By Valentine Chauchereau, Communications Intern
Growing up in the residential town of Epworth in Zimbabwe, Tafadzwa saw violence turn his life upside down. Having lost both of his parents in the violence that occurred during the 2002 presidential elections, 25-year old Tafadzwa has been deeply impacted by the conflicts in his country. “Everything changed when I lost them. The quality of living, the type of school I could go to, but most importantly, my mental health. I did not want to live anymore,” he recalls.
Tafadzwa believes politics is one of the main factors driving conflict in his country. “During the 2008-presidential elections and the following year, people killed each other, and innocents suffered a lot,” he explained.

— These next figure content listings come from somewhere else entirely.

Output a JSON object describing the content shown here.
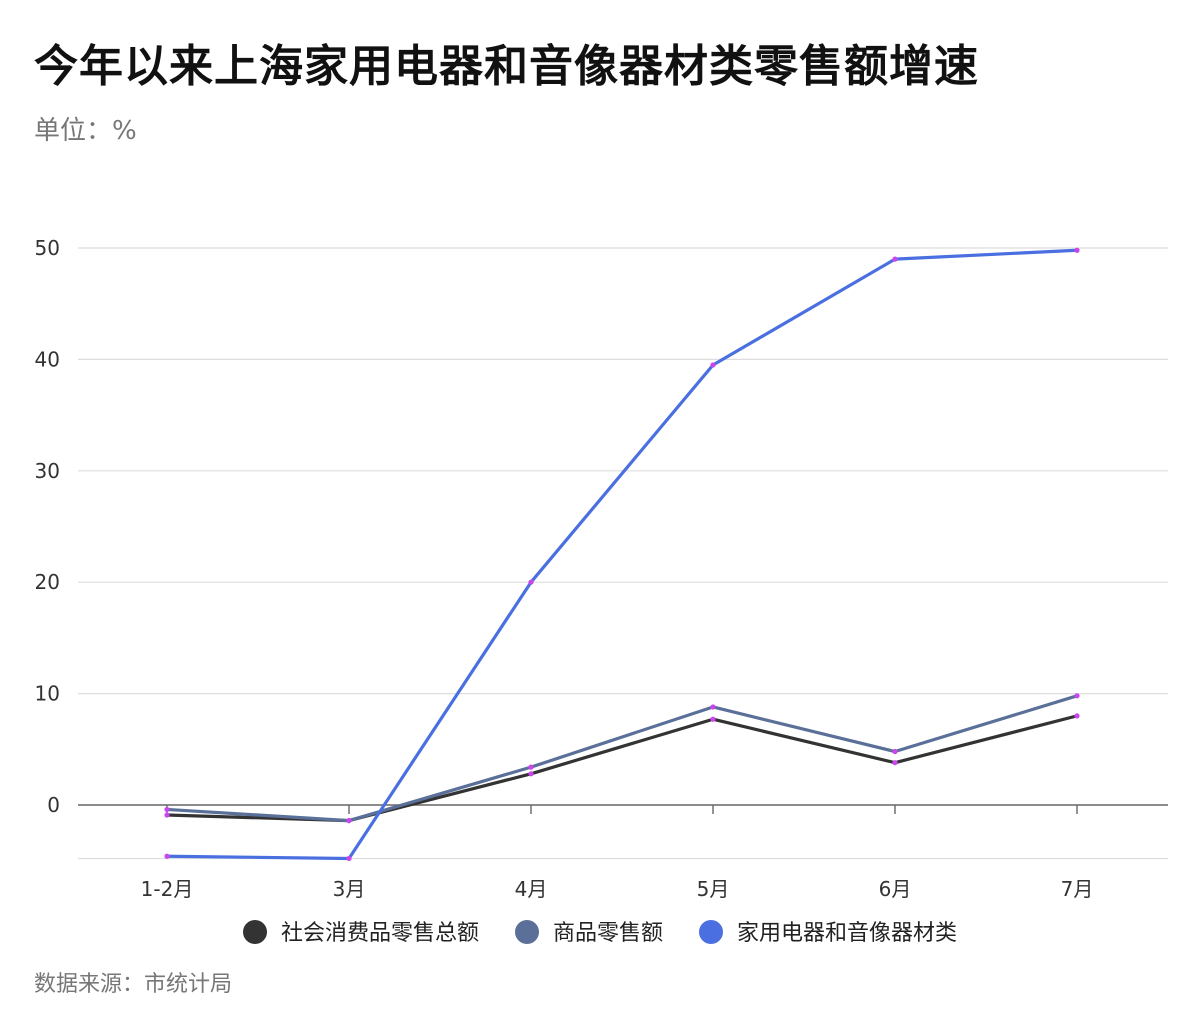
{
  "chart_data": {
    "type": "line",
    "title": "今年以来上海家用电器和音像器材类零售额增速",
    "subtitle": "单位：%",
    "source": "数据来源：市统计局",
    "categories": [
      "1-2月",
      "3月",
      "4月",
      "5月",
      "6月",
      "7月"
    ],
    "y_ticks": [
      0,
      10,
      20,
      30,
      40,
      50
    ],
    "ylim": [
      -4.8,
      55
    ],
    "grid": true,
    "legend_position": "bottom",
    "marker_color": "#cc44ee",
    "series": [
      {
        "name": "社会消费品零售总额",
        "color": "#333333",
        "values": [
          -0.9,
          -1.4,
          2.8,
          7.7,
          3.8,
          8.0
        ]
      },
      {
        "name": "商品零售额",
        "color": "#5a7099",
        "values": [
          -0.4,
          -1.4,
          3.4,
          8.8,
          4.8,
          9.8
        ]
      },
      {
        "name": "家用电器和音像器材类",
        "color": "#4a6fe0",
        "values": [
          -4.6,
          -4.8,
          20.0,
          39.5,
          49.0,
          49.8
        ]
      }
    ]
  }
}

Since its independence from the British Empire in 1980, Zimbabwe’s history has been marked by continued violence. Most recently, there have been growing tensions between the Zimbabwe African National Union – Patriotic Front (ZANU–PF), the ruling party since Zimbabwe’s independence, and the main opposition party, the Movement for Democratic Change – Tsvangirai (MDC–T). This has resulted in extreme violence between supporters of the two parties, particularly in times of presidential elections, and widespread mistrust and tensions growing amongst the population.
Despite these challenges, Tafadzwa tries to foster tolerance and acceptance in his community. In March 2019, he joined Generations For Peace Sport and Arts for Peace for Youth Programme in Harare, Zimbabwe’s capital. The programmes aim to foster tolerance and understanding amongst youth from different background, ethnicity, social class, and political affiliations in schools and universities. Throughout the programme, Tafadzwa has found himself starting to trust people from other political groups or belief, something he struggled with before. “At first, it was not easy to believe someone from a different political party. It could cause you death because people may think of you as a betrayer,” he explained.
Throughout the sessions, Tafadzwa progressively started letting his guard down, developing meaningful relationships with the other participants that he now calls his friends. One memory he fondly shares is playing “mix and mingle,” an activity requiring all of the programme participants to look into each other’s eyes for one minute before they could start talking to one another. During this activity, Tafadzwa first met Fortunate, a 23-year old volunteer from his hometown. For one minute, the two volunteers looked into each other’s eyes in silence. While he remembers the first seconds as being quite intimidating, he believes this experience allowed the two volunteers to become friends. “In the beginning, Fortunate did not want to talk to me. She was scared because she did not know what my intentions were towards her. She did not think she could trust me. But once we started introducing each other and asked each other questions about our lives, we found out we went to the same school and we realised we were more similar than we originally thought.” Although Fortunate has since moved to South Africa, they regularly keep in touch with one another to this day.
According to Tafadzwa, trust is essential, if not indispensable, to build sustainable peace amongst youth. To him, one can only effectively promote peace and tolerance once they become trusted by people within their own community. With time, Tafadzwa believes that people can unite and overcome their differences.
“At the end, we are all human beings. We should all ought to remove barriers and trust each other. Eventually, we are one and the same family.”
Today, Tafadzwa works as part of the engineering department of Epworth Local Board and tries to foster tolerance and acceptance in all aspects of his life. He regularly invites his colleagues from different backgrounds to play football to encourage meaningful exchanges and foster peaceful relationships. “Promoting peace has now become my duty,” he proudly shares.